"It was there that I saw him first, in a long low room taken upon the space of that sort of coach-house. It was bare and whitewashed, with a small square aperture glazed with one cracked, dusty pane at its further end. He was lying on his back upon a straw pallet; they had given him a couple of horse-blankets, and he seemed to have spent the remainder of his strength in the exertion of cleaning himself. He was almost speechless; his quick breathing under the blankets pulled up to his chin, his glittering, restless black eyes reminded me of a wild bird caught in a snare. While I was examining him, old Swaffer stood silently by the door, passing the tips of his fingers along his shaven upper lip. I gave some directions, promised to send a bottle of medicine, and naturally made some inquiries.

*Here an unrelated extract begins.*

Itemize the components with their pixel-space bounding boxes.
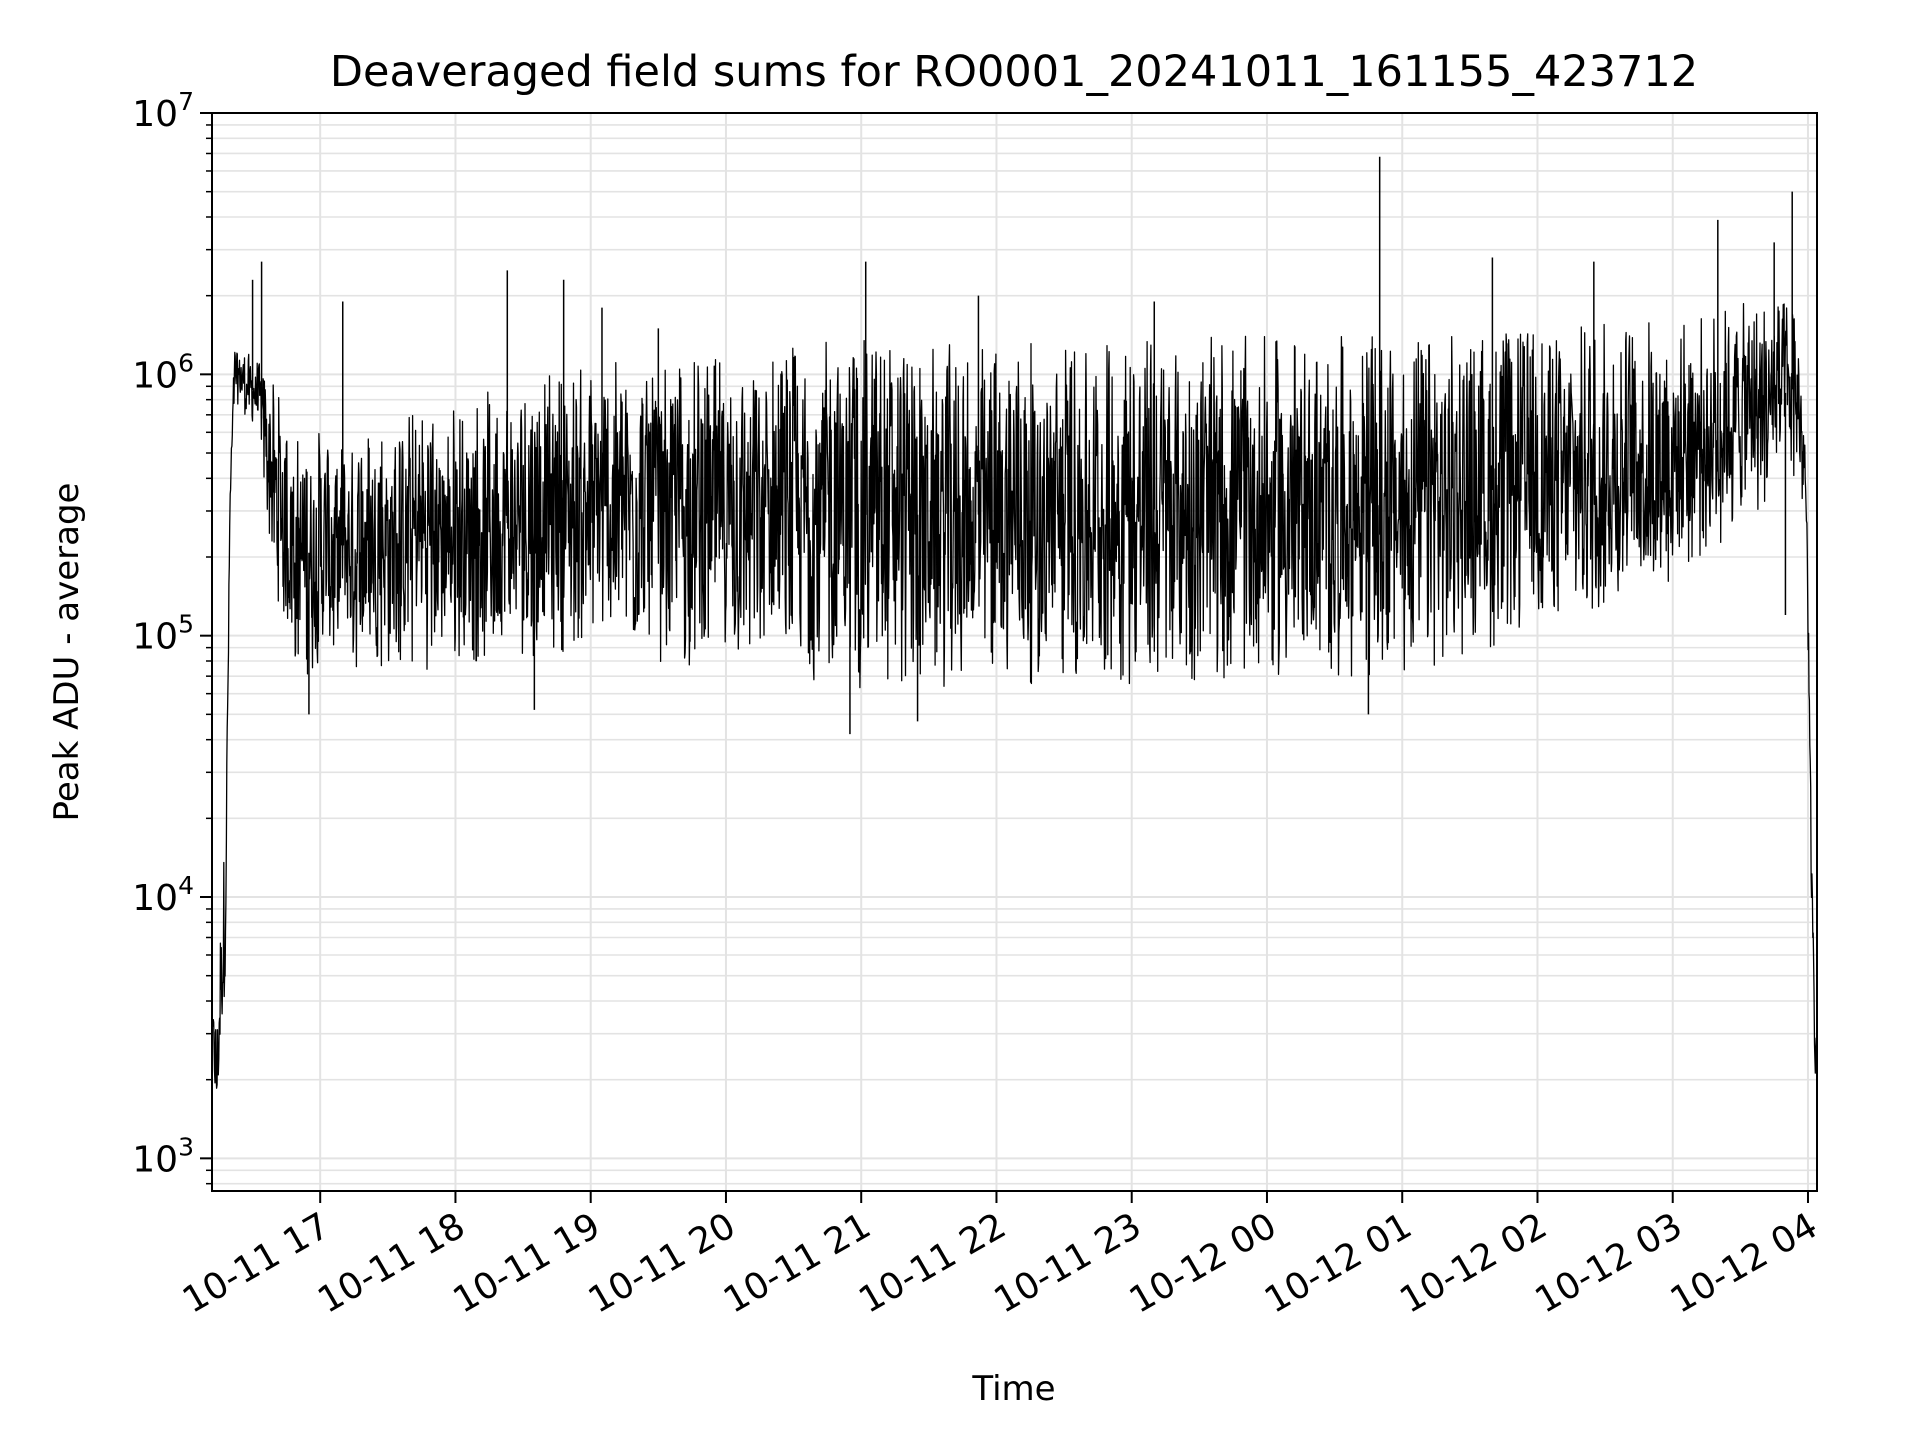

"'Smith caught him in the stackyard at New Barns,' said the old chap in his deliberate, unmoved manner, and as if the other had been indeed a sort of wild animal. 'That's how I came by him. Quite a curiosity, isn't he? Now tell me, doctor - you've been all over the world - don't you think that's a bit of a Hindoo we've got hold of here.'
"I was greatly surprised. His long black hair scattered over the straw bolster contrasted with the olive pallor of his face. It occurred to me he might be a Basque. It didn't necessarily follow that he should understand Spanish; but I tried him with the few words I know, and also with some French. The whispered sounds I caught by bending my ear to his lips puzzled me utterly. That afternoon the young ladies from the Rectory (one of them read Goethe with a dictionary, and the other had struggled with Dante for years), coming to see Miss Swaffer, tried their German and Italian on him from the doorway. They retreated, just the least bit scared by the flood of passionate speech which, turning on his pallet, he let out at them. They admitted that the sound was pleasant, soft, musical - but, in conjunction with his looks perhaps, it was startling - so excitable, so utterly unlike anything one had ever heard. The village boys climbed up the bank to have a peep through the little square aperture. Everybody was wondering what Mr. Swaffer would do with him.